Men’s, women’s swimming teams start strong

By Annie Aydinian

The University of Chicago swim teams started the season off with a splash by posting two wins in meets this past weekend. Both the men and women swept dual meets against the Illinois Institute of Technology on Friday and Benedictine University on Saturday. “The team is off to the best start we’ve had in a long time. The men and women being 2-0 is huge,” said Coach Sheila O’Connor.

The Maroon squads rode the wave of support to a 92-77 finish for the men and an 83-50 final for the women. “We had an audience full of family members, friends, and alumni cheering us on and that definitely helped to get everyone excited,” said fourth-year women’s captain Anne Apuzzo. “Because we don’t have any home meets, it is unusual to look up in the stands and see so much support. Even though there were some first-meet jitters before the meet against IIT, they certainly weren’t evident in the final scores,” Apuzzo said.

On the men’s side, first-year Mickey Passman, second-year Northe Saunders, and third-year Nick Ligato each tallied a first place finish. In addition, fourth-year men’s captain Jeremy Lankford won the 200 yard individual medley and the 200 yard backstroke. First-year Erin Lyons captured a victory in the 1,000 yard freestyle, while fellow freshmen Debora Ayoub and Emily Testa each won two individual events.

Chicago ended the meet on a high note, with the men’s and women’s 400 yard freestyle relay teams placing first. The men’s relay, composed of Lankford, first-year Dennis Connolly, Ligato, and Saunders posted a time of 3:25.46. Finishing in 4:02.00 was the women’s relay of Lyons, Ayoub, Apuzzo, and Testa.

A number of 1-2-3 finishes characterized the Benedictine meet the next day as the men won 96-41 and the women won 94-64.

“There are few opportunities to rest because the meets are run very quickly, and a lot of people had not completely recovered from racing the evening before,” said Apuzzo. Apuzzo took the win in the 1,000 yard freestyle and Ayoub in the 100 yard butterfly. Lyons and Tessa each won three of their events. The men’s squad featured two first-place finishes each from Pressman and Saunders; Ligato and Lankford finished first in the 100 yard freestyle and 100 yard backstroke, respectively.

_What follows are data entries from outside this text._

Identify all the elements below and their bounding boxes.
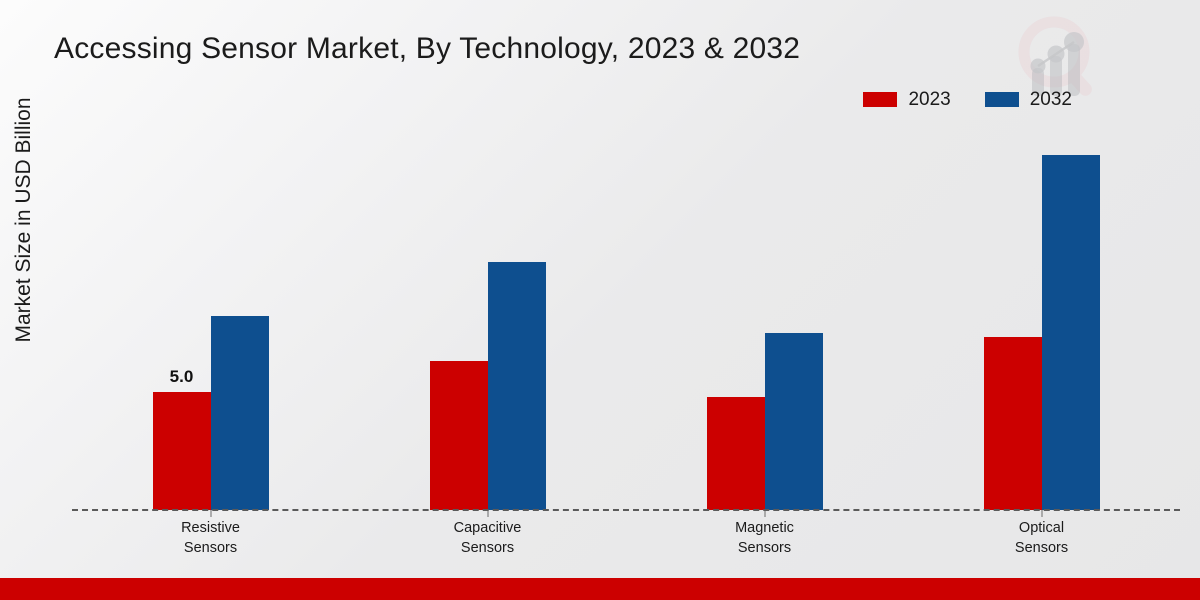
bar-2032-capacitive-sensors[interactable]: [488, 262, 546, 510]
bar-2023-resistive-sensors[interactable]: [153, 392, 211, 510]
bar-2032-resistive-sensors[interactable]: [211, 316, 269, 510]
chart-legend: 2023 2032: [863, 90, 1072, 109]
y-axis-title: Market Size in USD Billion: [12, 50, 36, 390]
bar-wrapper: [488, 262, 546, 510]
legend-swatch-2023: [863, 92, 897, 107]
bar-pair: [984, 120, 1100, 510]
legend-label-2032: 2032: [1030, 90, 1072, 109]
footer-bar: [0, 578, 1200, 600]
bar-2023-optical-sensors[interactable]: [984, 337, 1042, 510]
bar-value-label: 5.0: [170, 367, 194, 387]
x-axis-tick: [210, 510, 211, 517]
bar-wrapper: [1042, 155, 1100, 510]
bar-pair: 5.0: [153, 120, 269, 510]
x-axis-baseline: [72, 509, 1180, 511]
x-axis-tick: [487, 510, 488, 517]
bar-wrapper: [707, 397, 765, 510]
chart-title: Accessing Sensor Market, By Technology, …: [54, 32, 800, 66]
bar-2023-magnetic-sensors[interactable]: [707, 397, 765, 510]
bar-wrapper: 5.0: [153, 392, 211, 510]
legend-item-2023[interactable]: 2023: [863, 90, 950, 109]
x-axis-label-magnetic-sensors: MagneticSensors: [735, 519, 794, 558]
x-axis-tick: [764, 510, 765, 517]
bar-pair: [707, 120, 823, 510]
bar-2032-magnetic-sensors[interactable]: [765, 333, 823, 510]
bar-wrapper: [430, 361, 488, 510]
bar-group: 5.0ResistiveSensors: [72, 120, 349, 510]
chart-figure: Accessing Sensor Market, By Technology, …: [0, 0, 1200, 600]
bar-group: MagneticSensors: [626, 120, 903, 510]
legend-item-2032[interactable]: 2032: [985, 90, 1072, 109]
x-axis-label-optical-sensors: OpticalSensors: [1015, 519, 1068, 558]
bar-wrapper: [765, 333, 823, 510]
x-axis-label-resistive-sensors: ResistiveSensors: [181, 519, 240, 558]
plot-area: 5.0ResistiveSensorsCapacitiveSensorsMagn…: [72, 120, 1180, 510]
bar-pair: [430, 120, 546, 510]
x-axis-tick: [1041, 510, 1042, 517]
bar-group: OpticalSensors: [903, 120, 1180, 510]
bar-2032-optical-sensors[interactable]: [1042, 155, 1100, 510]
bar-group: CapacitiveSensors: [349, 120, 626, 510]
bar-2023-capacitive-sensors[interactable]: [430, 361, 488, 510]
bar-groups: 5.0ResistiveSensorsCapacitiveSensorsMagn…: [72, 120, 1180, 510]
bar-wrapper: [211, 316, 269, 510]
legend-label-2023: 2023: [908, 90, 950, 109]
legend-swatch-2032: [985, 92, 1019, 107]
x-axis-label-capacitive-sensors: CapacitiveSensors: [454, 519, 522, 558]
bar-wrapper: [984, 337, 1042, 510]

Apuzzo placed the Maroons’ finish in perspective. “Even though in the past we have been able to match Benedictine talent-wise, they have been able to beat us with sheer number of people. To come away with a win for both the men and women was tremendous.”

Apuzzo cites IIT’s decision not to score diving as being beneficial for their record and game. “We are usually automatically down by a hundred points when we enter a meet, and it is difficult to recover from that deficit. Being able to focus on our swimming and compete against an evenly matched team was a nice way to start off the season.” Overall on the weekend, O’Connor was pleased: “We swam well. There are things we need to work on and it’s good to see where we are at.”

The biggest challenge the swim team faced this past weekend is one they will face throughout the course of their season: their size. “We knew this at the beginning of the season. We don’t have a lot of depth. We trade off quantity for quality,” stated O’Connor. Another factor is the team’s age. Over half of this year’s team are first-years. “It’s a very young team, but very solid. For most, this was their first college meet. It’s good to get into the first meet and be successful,” said O’Connor.

The Maroons will see action next at the Washington University Invite in St. Louis the weekend of November 17. There will be four other midwest schools attending the two-and-a-half day meet. This meet will host all the NCAA swim events, so the Maroons will not have to worry about filling lanes in otherwise empty races to earn points. O’Connor sees the invite as a helpful challenge for her swimmers. “This is a good opportunity for the best competition before Christmas. Doing well by points will be hard with a small team and without divers, but swimming well matters more than anything.”